Monday, January 15, 2007

Stimulating

I am making stimuli. Rather, I am making potential stimuli. The stimuli are not very stimulating.

The scribbled note says:
"I need 50 pairs of words - mono and disyllables. Within a pair one has a front vowel and one a back vowel. E.g.

beet -- boot
beetle -- bottle
The words need to refer to something picturable."

How's that for directions? My advisor is smart as a whip but she's never been what anyone would call a great communicator.

I have spent the last hour rotating the simple vowels of English through simple word frames like "p_p". Unfortunately, several excellently picturable monosyllabic words are naughty, like "cock". I can't use these since although we like to think that from a phonological perspective at least they are just words like any others, the truth of the matter is there are some words you just can't use in an experiment.
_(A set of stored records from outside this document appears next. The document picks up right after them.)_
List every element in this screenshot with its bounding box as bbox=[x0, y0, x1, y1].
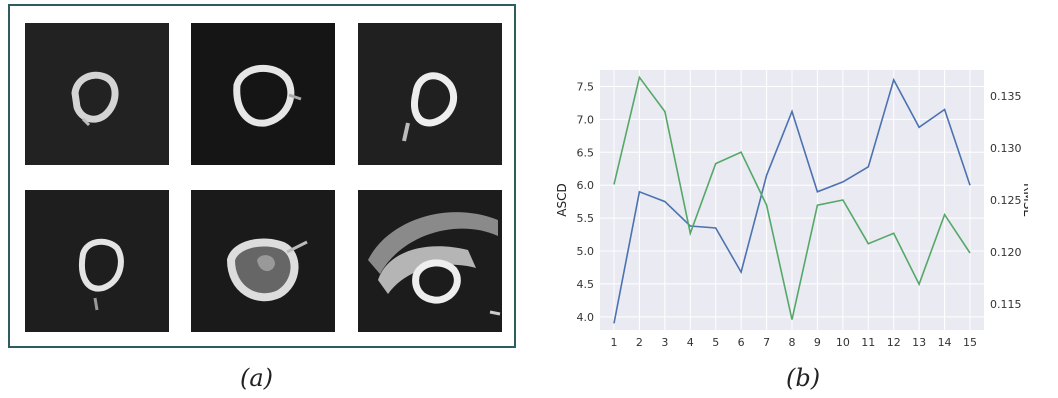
x-tick-label: 2 bbox=[636, 336, 643, 349]
x-tick-label: 5 bbox=[712, 336, 719, 349]
rmse-series-line bbox=[613, 75, 971, 320]
ultrasound-thumbnail bbox=[25, 23, 169, 165]
y-tick-label: 4.0 bbox=[577, 311, 595, 324]
y-tick-label: 5.0 bbox=[577, 245, 595, 258]
x-tick-label: 11 bbox=[861, 336, 875, 349]
x-tick-label: 6 bbox=[738, 336, 745, 349]
ascd-series-line bbox=[613, 77, 971, 324]
caption-a: (a) bbox=[240, 364, 274, 392]
y2-tick-label: 0.115 bbox=[990, 298, 1022, 311]
ultrasound-thumbnail bbox=[191, 190, 335, 332]
x-tick-label: 4 bbox=[687, 336, 694, 349]
image-grid-frame bbox=[8, 4, 516, 348]
ultrasound-thumbnail bbox=[358, 190, 502, 332]
x-tick-label: 12 bbox=[887, 336, 901, 349]
y2-tick-label: 0.135 bbox=[990, 90, 1022, 103]
x-tick-label: 3 bbox=[661, 336, 668, 349]
y2-tick-label: 0.125 bbox=[990, 194, 1022, 207]
y-tick-label: 4.5 bbox=[577, 278, 595, 291]
y-tick-label: 7.0 bbox=[577, 113, 595, 126]
ultrasound-thumbnail bbox=[358, 23, 502, 165]
y2-axis-label: RMSE bbox=[1021, 183, 1028, 217]
caption-b: (b) bbox=[786, 364, 821, 392]
ultrasound-thumbnail bbox=[25, 190, 169, 332]
y-axis-label: ASCD bbox=[555, 183, 569, 216]
x-tick-label: 7 bbox=[763, 336, 770, 349]
y2-tick-label: 0.120 bbox=[990, 246, 1022, 259]
y-tick-label: 6.5 bbox=[577, 146, 595, 159]
x-tick-label: 8 bbox=[789, 336, 796, 349]
x-tick-label: 15 bbox=[963, 336, 977, 349]
ultrasound-thumbnail bbox=[191, 23, 335, 165]
x-tick-label: 14 bbox=[938, 336, 952, 349]
y-tick-label: 7.5 bbox=[577, 80, 595, 93]
y2-tick-label: 0.130 bbox=[990, 142, 1022, 155]
x-tick-label: 9 bbox=[814, 336, 821, 349]
x-tick-label: 13 bbox=[912, 336, 926, 349]
ascd-rmse-line-chart: 1 2 3 4 5 6 7 8 9 10 11 12 13 14 154.04.55.05.56.06.57… bbox=[555, 70, 1028, 349]
y-tick-label: 6.0 bbox=[577, 179, 595, 192]
x-tick-label: 1 bbox=[611, 336, 618, 349]
x-tick-label: 10 bbox=[836, 336, 850, 349]
y-tick-label: 5.5 bbox=[577, 212, 595, 225]
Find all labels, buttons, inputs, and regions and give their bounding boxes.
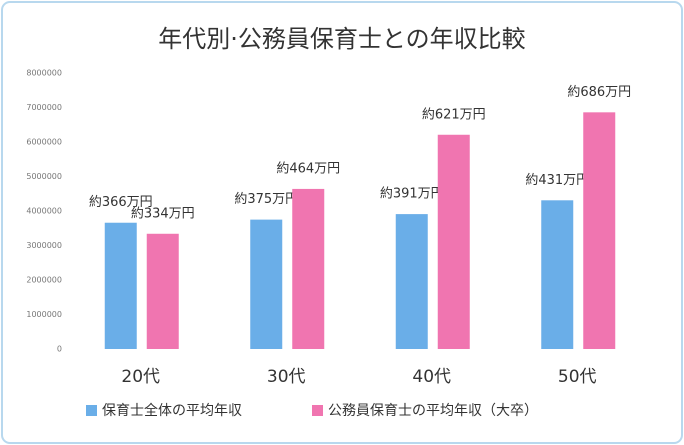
x-tick-label: 30代 — [267, 367, 306, 387]
value-label: 約431万円 — [525, 173, 589, 188]
bar — [146, 233, 179, 349]
x-tick-label: 40代 — [412, 367, 451, 387]
legend-label: 公務員保育士の平均年収（大卒） — [328, 403, 538, 419]
legend-swatch — [86, 405, 97, 416]
bar — [395, 214, 428, 349]
bar — [292, 188, 325, 349]
y-tick-label: 1000000 — [26, 310, 62, 319]
y-tick-label: 0 — [57, 345, 62, 354]
legend-swatch — [312, 405, 323, 416]
value-label: 約366万円 — [89, 195, 153, 210]
bar — [541, 200, 574, 349]
value-label: 約391万円 — [380, 187, 444, 202]
bar — [250, 219, 283, 349]
y-tick-label: 6000000 — [26, 138, 62, 147]
x-tick-label: 50代 — [558, 367, 597, 387]
bar — [104, 222, 137, 349]
y-tick-label: 8000000 — [26, 69, 62, 78]
y-tick-label: 7000000 — [26, 103, 62, 112]
value-label: 約334万円 — [131, 206, 195, 221]
y-tick-label: 2000000 — [26, 276, 62, 285]
y-tick-label: 5000000 — [26, 172, 62, 181]
x-tick-label: 20代 — [121, 367, 160, 387]
value-label: 約464万円 — [276, 161, 340, 176]
chart-title: 年代別·公務員保育士との年収比較 — [158, 25, 525, 53]
legend-label: 保育士全体の平均年収 — [102, 402, 242, 419]
value-label: 約375万円 — [234, 192, 298, 207]
bar — [437, 134, 470, 349]
value-label: 約621万円 — [422, 107, 486, 122]
y-tick-label: 3000000 — [26, 241, 62, 250]
y-tick-label: 4000000 — [26, 207, 62, 216]
bar — [583, 112, 616, 349]
value-label: 約686万円 — [567, 85, 631, 100]
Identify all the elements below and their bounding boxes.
E.g., we had an experimenter who included the word "slut" in his stimuli. The grads who he piloted all commented on it. "Yeah, I got to 'slut' and I stuttered and fell apart." "Me too. I started laughing, you've gotta take that out." But the researcher refused on the grounds that that the word "slut" was ok to use since the dictionary defined it as an untidy woman. While that is certainly not very nice, it's not all that loaded a definition, right? We tried explaining to this researcher, who spoke english very well but as something like his 8th language, that "slut" (a) pretty much exclusively meant promiscuous to most people and (b) was a very strong word. He would not be swayed. He stood by the numerous dictionaries which list the promiscuous meaning second, evidence that this very negative meaning was the less salient one and not something to worry about. Further, he told us, "I need 'slut' to balance out 'slot'." I think I snotted on myself when he said that.

I'm going to just avoid those words.
Maybe I'll have better luck with the consonant clusters, you know, like "pr_k" and "cr_k".